There’s a killer soundtrack, too. *Light Years * by Sloan when K falls in love with the most impossible person, *Golden Brown * by **the Stranglers ** when we realise there is more to J than just a goofy clown and that underneath lies a troubled past, *Filthy Gorgeous * by the **Scissor Sisters **, that was the Christmas special, when me and gay J went to karaoke and dressed up very burlesque and put on a show, and *Pearl’s Cafe * by **the Specials ** for that special time I was drunk in the middle of the day with my Acadian/Irish buddies, and I had to stumble into the shade of the too bright alleyway (everything painted YELLOW!) to puke.

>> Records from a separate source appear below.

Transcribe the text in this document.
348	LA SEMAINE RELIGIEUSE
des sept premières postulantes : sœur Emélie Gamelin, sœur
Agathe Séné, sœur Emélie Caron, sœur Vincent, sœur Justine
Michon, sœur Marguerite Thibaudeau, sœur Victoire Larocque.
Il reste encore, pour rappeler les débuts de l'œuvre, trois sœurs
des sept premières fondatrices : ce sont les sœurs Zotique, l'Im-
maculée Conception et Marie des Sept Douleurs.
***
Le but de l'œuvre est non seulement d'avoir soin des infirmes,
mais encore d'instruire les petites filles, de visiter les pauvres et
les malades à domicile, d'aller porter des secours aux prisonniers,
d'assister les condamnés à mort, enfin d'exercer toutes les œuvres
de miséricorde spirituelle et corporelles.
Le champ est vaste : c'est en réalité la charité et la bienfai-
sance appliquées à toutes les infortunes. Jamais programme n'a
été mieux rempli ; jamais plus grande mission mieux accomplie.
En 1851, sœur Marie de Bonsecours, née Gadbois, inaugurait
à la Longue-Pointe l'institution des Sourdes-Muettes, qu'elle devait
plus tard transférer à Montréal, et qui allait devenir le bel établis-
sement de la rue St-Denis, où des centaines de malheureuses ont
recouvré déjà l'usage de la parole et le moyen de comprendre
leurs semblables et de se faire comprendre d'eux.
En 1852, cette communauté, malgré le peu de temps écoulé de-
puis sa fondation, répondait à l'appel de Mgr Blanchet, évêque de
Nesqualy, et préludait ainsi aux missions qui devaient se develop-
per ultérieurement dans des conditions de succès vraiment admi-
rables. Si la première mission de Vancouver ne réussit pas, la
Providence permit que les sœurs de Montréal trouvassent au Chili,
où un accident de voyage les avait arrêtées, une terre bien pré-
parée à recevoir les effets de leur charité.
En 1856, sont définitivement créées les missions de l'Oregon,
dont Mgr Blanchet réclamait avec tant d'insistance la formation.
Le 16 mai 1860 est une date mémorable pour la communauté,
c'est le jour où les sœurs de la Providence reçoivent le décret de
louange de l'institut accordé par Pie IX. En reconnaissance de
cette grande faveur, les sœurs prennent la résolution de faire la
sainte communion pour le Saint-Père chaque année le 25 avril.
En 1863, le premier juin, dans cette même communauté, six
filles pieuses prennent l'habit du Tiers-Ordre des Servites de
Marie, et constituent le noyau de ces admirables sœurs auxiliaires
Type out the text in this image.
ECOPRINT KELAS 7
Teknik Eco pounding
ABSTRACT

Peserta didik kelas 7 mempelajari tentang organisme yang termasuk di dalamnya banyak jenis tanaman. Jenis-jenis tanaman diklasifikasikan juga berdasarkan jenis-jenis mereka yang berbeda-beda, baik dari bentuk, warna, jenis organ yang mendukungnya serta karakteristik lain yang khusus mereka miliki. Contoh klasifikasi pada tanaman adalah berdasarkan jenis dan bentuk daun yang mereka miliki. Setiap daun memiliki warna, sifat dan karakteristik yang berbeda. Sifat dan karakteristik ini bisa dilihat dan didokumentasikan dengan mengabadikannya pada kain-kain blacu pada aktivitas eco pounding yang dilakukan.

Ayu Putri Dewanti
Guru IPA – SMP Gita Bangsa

And many more, particularly because me and gay J tend to put on a bit of a show at the end of each work day, since it gets very quiet, our chores are done and we’re just waiting on the clock, so we crank up the radio and dance like fools. Last time it was *If I Had No Loot * by Tony! Toni! Tone!, which, at the halfway point, declared the song was too long for me, good god, can’t you see I’m overweight?, and J stops dancing, huffing and puffing, too, agrees the song is much too long… then slaps me on the shoulder and tells me to keep going, he’ll get me through it. I weakly continue to wave my arms about while he madly does the running man.

End credits plays the same song as the opening credits, shows us all going to bed at night, turning off our lights; some of us settling into easy sleep, others obviously forcing their eyes shut, a couple of them lay staring at the ceiling. Me? Sitting at my computer with my headphones on, a single lamp lit, typing furiously.